I know this is in large part my own fault. Its too easy to fall into our "why me's" and forget the big picture. I have been having to live day by day, moment by moment, and its important to live in the moment, but its just as important to try to view life with an eternal perspective. This life is just a blip on the radar. We are lucky to have this time, any time.

****NERD ALERT****

 Brian and I are re-watching Lord of the Rings for the 687,413,874,231 time and this simple quote brought me to tears the other night. Frodo is lamenting that he has the ring. He says he wishes none of it had ever happened, to which Gandalf replies "So do all who live to see such times. But that is not for them to decide. All we have to decide is what to do with the time that is given to us." Brian loves that passage and he lives it. He is so good and wonderful. He does so much for so many people. Brian says I give him way to much credit, but he really does make me better. He makes me want to be the best person I can be. I want him to see me succeed and be proud of me.

I am going to try to be better at keeping the blog up. Please pray for a good radiation experience. Pray for no burns and no swelling. Pray that the cancer stays at bay as long as possible. And pray mostly for Brian's resilience. He wants to keep working and I think he can, he is just so tired.

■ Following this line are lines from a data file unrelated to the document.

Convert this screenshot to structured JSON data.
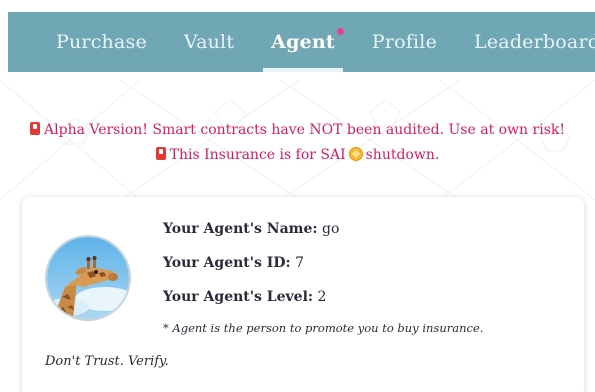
{
  "nav": {
    "items": [
      {
        "label": "Purchase"
      },
      {
        "label": "Vault"
      },
      {
        "label": "Agent"
      },
      {
        "label": "Profile"
      },
      {
        "label": "Leaderboard"
      }
    ],
    "active": "Agent"
  },
  "notices": {
    "alpha": "Alpha Version! Smart contracts have NOT been audited. Use at own risk!",
    "insurance_prefix": "This Insurance is for SAI",
    "insurance_suffix": "shutdown."
  },
  "agent": {
    "name_label": "Your Agent's Name:",
    "name_value": "go",
    "id_label": "Your Agent's ID:",
    "id_value": "7",
    "level_label": "Your Agent's Level:",
    "level_value": "2",
    "footnote": "* Agent is the person to promote you to buy insurance.",
    "motto": "Don't Trust. Verify."
  },
  "colors": {
    "topbar": "#6fa7b4",
    "notice": "#d81b60",
    "badge_dot": "#e2408a"
  },
  "icons": {
    "warning": "warning-icon",
    "coin": "sai-coin-icon",
    "avatar": "giraffe-avatar"
  }
}
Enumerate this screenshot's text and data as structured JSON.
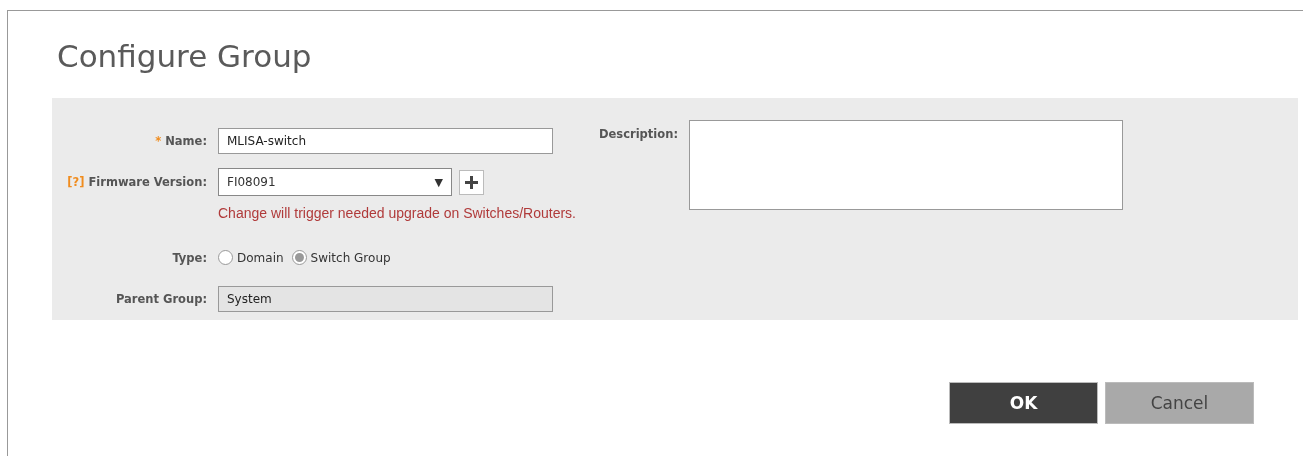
{
  "dialog": {
    "title": "Configure Group"
  },
  "form": {
    "name": {
      "required_mark": "*",
      "label": "Name:",
      "value": "MLISA-switch"
    },
    "firmware": {
      "help_mark": "[?]",
      "label": "Firmware Version:",
      "value": "FI08091",
      "arrow": "▼",
      "warning": "Change will trigger needed upgrade on Switches/Routers."
    },
    "type": {
      "label": "Type:",
      "options": [
        {
          "label": "Domain",
          "selected": false
        },
        {
          "label": "Switch Group",
          "selected": true
        }
      ]
    },
    "parent_group": {
      "label": "Parent Group:",
      "value": "System",
      "disabled": true
    },
    "description": {
      "label": "Description:"
    }
  },
  "buttons": [
    {
      "label": "OK",
      "kind": "primary"
    },
    {
      "label": "Cancel",
      "kind": "secondary"
    }
  ]
}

Also I have to apologize for the tone of this message. It got a little low. I want this blog to be informational and positive, but I also want it to be genuine. I have tough days. I fake it at school and work, and I try to hide my worries from Brian since he really does not want to talk about cancer, but I do need to vent those worries sometimes. I am consistently trying to find ways to elevate my mood so that I can really enjoy our days. These are our easy, good days! The future is uncertain, but will surely be difficult. We need to soak up each healthy moment we have and do it with joy. I will get better at this.

Thanks for reading and praying. I am grateful for each of my family members and friends as always.